In der Ukraine lässt sich das Leben nur sehr schwierig meistern – steigende weitgehende Arbeitslosigkeit, der Krieg im Osten und immer grössere Anzahl der Menschen zwischen 25-50 Jahren, die bei der ersten Gelegenheit auswandern möchten, die für sich und ihre Familien keine guten Aussichten hier sehen. Man kann so eine Einstellung der mittleren Generation nur ganz gut verstehen – zu allen Zeiten strebten die Leute nach Wohl, Ruhe und Frieden.
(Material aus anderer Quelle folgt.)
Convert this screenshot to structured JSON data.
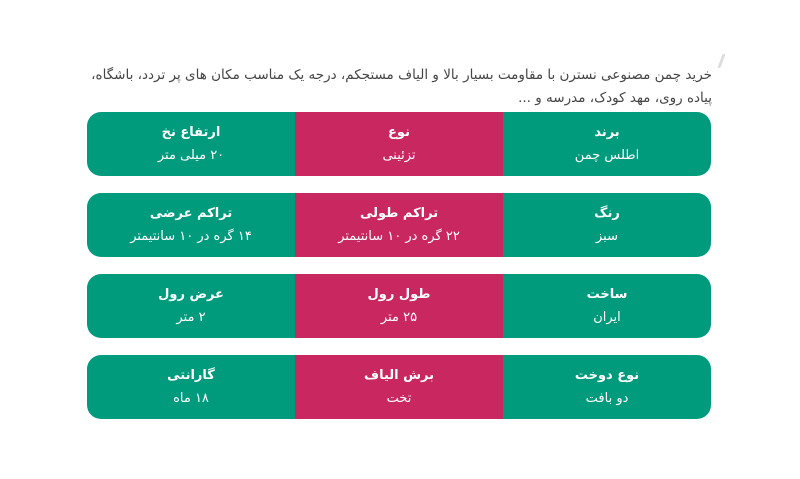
{
  "intro": "خرید چمن مصنوعی نسترن با مقاومت بسیار بالا و الیاف مستجکم، درجه یک مناسب مکان های پر تردد، باشگاه، پیاده روی، مهد کودک، مدرسه و ...",
  "colors": {
    "green": "#009B7D",
    "pink": "#C8285F"
  },
  "specs": [
    [
      {
        "label": "برند",
        "value": "اطلس چمن"
      },
      {
        "label": "نوع",
        "value": "تزئینی"
      },
      {
        "label": "ارتفاع نخ",
        "value": "۲۰ میلی متر"
      }
    ],
    [
      {
        "label": "رنگ",
        "value": "سبز"
      },
      {
        "label": "تراکم طولی",
        "value": "۲۲ گره در ۱۰ سانتیمتر"
      },
      {
        "label": "تراکم عرضی",
        "value": "۱۴ گره در ۱۰ سانتیمتر"
      }
    ],
    [
      {
        "label": "ساخت",
        "value": "ایران"
      },
      {
        "label": "طول رول",
        "value": "۲۵ متر"
      },
      {
        "label": "عرض رول",
        "value": "۲ متر"
      }
    ],
    [
      {
        "label": "نوع دوخت",
        "value": "دو بافت"
      },
      {
        "label": "برش الیاف",
        "value": "تخت"
      },
      {
        "label": "گارانتی",
        "value": "۱۸ ماه"
      }
    ]
  ]
}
Viel schwieriger, in ihrem Alltag etwas zu ändern, fällt es noch ziemlich jungen und betagten Personen. Auch wenn sie ihrem Leben eine andere Richtung geben wollen, sind sie bei ihrem besten Willen machtlos und die Opfer der Umstände. Man kann öfters hören: „Die Zukunft gehört den Jugendlichen!“ Ist es aber vernünftig, von ihnen ein schönes „morgen“ zu verlangen, wenn ihr „heute“ sie in die Ecke treibt und die Entwicklung des eigenen Potenzials hindert? Als Beispiel dazu dienen Andrej Driga und Oksana Dudka, zwei 17-Jährigen, deren Geschichten wir Ihnen, liebe Leserinnen und Leser, hier bekannt geben.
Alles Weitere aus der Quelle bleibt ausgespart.